Dr Khan’s Selfless Sacrifice was Abused and Misused
Since Dr Khan contracted a disease he was committed to fighting, a lot of stories have been told about how he may have contracted it. You might have heard people saying it was through his cell phone which he would use in and out of his protective suits, through recovered patients whom he would touch unprotected to assure them they were safe, through a sick baby who later tested positive or during the cause of fighting to save the lives of his dear colleagues, particularly the Lassa Fever nurse, who contracted the disease and died before him. While we continue to guess how he contracted it, the fact that he used to spend long hours in his protective clothing was totally unacceptable. It is reported that he used to spend 8 – 11 hours in his protective clothing which I consider both an abuse and a misuse by our authorities who only considered him a hero after his demise. How many of us knew about his selfless sacrifice before he was laid on his death bed? The answer to this will make one wonder whether he would have been praised a hero had he not died fighting. Nobody ever made mention of his relentless effort at that poorly equipped centre – instead, he was allowed to spend long unrecognized hours in those boiling suits.
For those who think being in those suits is that easy, let me hasten to let you know that aside the stigma of your being unsafe, dehydration stands out as another serious threat which can easily impair your health. It is estimated that one loses five (5) litres of sweat in just one hour wearing those suits. The danger is that your sweat does not dry until you get out of it. This is why after every hour-long shift, one has to take off two full hours to re-hydrate. This simply tells you how the poor doctor, a true patriot, a national hero, was abused by staying long hours in his protective clothing. While some were interesting in seeing more money transferred to the cause of fighting Ebola so that they can embezzle, he was there in a poorly equipped ward with a handful of nurses battling to save the lives of our fellow countrymen.
We have missed out on this cause since its beginning and we still continue to mess it. Serious preparations would have been made before it ever took us unaware. Instead, we were all busy with a senseless 3rd term debate styling it as ‘after u na u‘. Even MSF that came in very late is much more prepared to take on the disease. They have well over 200 trained and dedicated staff in Kailahun who work on shifts. How many do we have at the Kenema Ward? MSF has trained a good number of community people in Kailahun who are themselves helping the experts out. How much of this has been done in Kenema? This tells you why the number of reported cases is declining in Kailahun but soaring up in Kenema. It’s disappointing when you see a handful of people making noise around in the name of Ebola sensitization. I seriously question the quality of these sensitizations. I see vehicles driving at 50-60Km/hr presenting a message you can hardly understand. I consider this a joke and call for a step-up. These people need more reflection on Monday than anyone else. Of course I don’t want to talk about the paltry sum the nurses are being given as risk allowance ‘na one day pocket money‘. I only pray that God will protect all the remaining health workers who continue to work in terror. We can never pay you for such sacrifice but be sure that God Almighty will richly reward you.

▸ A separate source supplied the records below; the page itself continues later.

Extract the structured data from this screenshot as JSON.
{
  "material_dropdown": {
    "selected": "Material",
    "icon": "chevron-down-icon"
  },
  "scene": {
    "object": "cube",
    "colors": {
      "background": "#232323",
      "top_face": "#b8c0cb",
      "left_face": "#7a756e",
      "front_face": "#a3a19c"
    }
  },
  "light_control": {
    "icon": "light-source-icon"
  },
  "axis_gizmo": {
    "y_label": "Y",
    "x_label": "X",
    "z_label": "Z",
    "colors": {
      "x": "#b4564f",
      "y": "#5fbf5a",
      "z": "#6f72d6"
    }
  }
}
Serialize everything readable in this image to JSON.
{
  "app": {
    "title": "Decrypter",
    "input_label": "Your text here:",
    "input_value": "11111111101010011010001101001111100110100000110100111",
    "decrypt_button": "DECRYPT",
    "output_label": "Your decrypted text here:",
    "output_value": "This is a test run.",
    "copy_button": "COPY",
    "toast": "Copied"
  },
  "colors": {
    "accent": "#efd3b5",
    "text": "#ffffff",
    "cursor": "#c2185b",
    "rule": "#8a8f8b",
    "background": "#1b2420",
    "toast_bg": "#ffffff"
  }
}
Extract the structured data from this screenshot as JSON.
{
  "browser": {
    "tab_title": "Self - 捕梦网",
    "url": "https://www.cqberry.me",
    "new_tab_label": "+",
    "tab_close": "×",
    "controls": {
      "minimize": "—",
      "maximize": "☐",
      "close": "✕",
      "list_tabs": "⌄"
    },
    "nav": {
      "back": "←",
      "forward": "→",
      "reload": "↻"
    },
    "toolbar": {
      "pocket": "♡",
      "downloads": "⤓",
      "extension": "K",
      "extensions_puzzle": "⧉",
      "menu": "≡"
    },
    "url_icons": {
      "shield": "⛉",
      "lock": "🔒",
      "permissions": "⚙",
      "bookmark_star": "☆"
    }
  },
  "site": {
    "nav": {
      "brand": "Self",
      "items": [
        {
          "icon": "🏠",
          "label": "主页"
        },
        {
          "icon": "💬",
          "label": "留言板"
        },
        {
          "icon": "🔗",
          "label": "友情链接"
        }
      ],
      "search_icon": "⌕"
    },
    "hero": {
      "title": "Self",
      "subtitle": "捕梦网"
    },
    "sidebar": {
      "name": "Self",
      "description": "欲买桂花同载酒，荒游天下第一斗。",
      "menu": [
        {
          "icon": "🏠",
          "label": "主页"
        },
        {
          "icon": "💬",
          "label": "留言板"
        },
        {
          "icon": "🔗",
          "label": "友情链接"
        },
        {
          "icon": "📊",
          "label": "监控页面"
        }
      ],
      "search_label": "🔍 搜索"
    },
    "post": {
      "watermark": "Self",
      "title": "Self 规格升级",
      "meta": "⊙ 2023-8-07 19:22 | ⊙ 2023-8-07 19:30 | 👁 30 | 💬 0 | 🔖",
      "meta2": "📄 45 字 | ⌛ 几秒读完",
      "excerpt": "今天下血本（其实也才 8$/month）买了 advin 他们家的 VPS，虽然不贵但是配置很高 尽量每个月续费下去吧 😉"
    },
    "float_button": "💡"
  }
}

Let no one make mistake about this disease. It is real and it knows no tribe, no colour, no political identity; it can kill anyone. I summon all of us to get very serious in fighting this deadly disease and observe the DOs and DON’Ts prescribed by experts and report any suspected cases. It’s good to note that even though the disease has no known medication, yet reporting upon seeing the early signs can make a huge difference. Don’t wait for the late signs – quickly report if any of the early signs persist. It is better to report and get medical attention than hide and die after spreading it to family members.
As it stands, the current outbreak has been classed the worst Ebola epidemic since its first outbreak in 1976. The charts below give statistics of Ebola confirmed cases and deaths as reported by WHO since 1976.
As we wait to reflect on Monday, I pray that God hears our cries and take away this dreadful enemy that is terrorizing this country.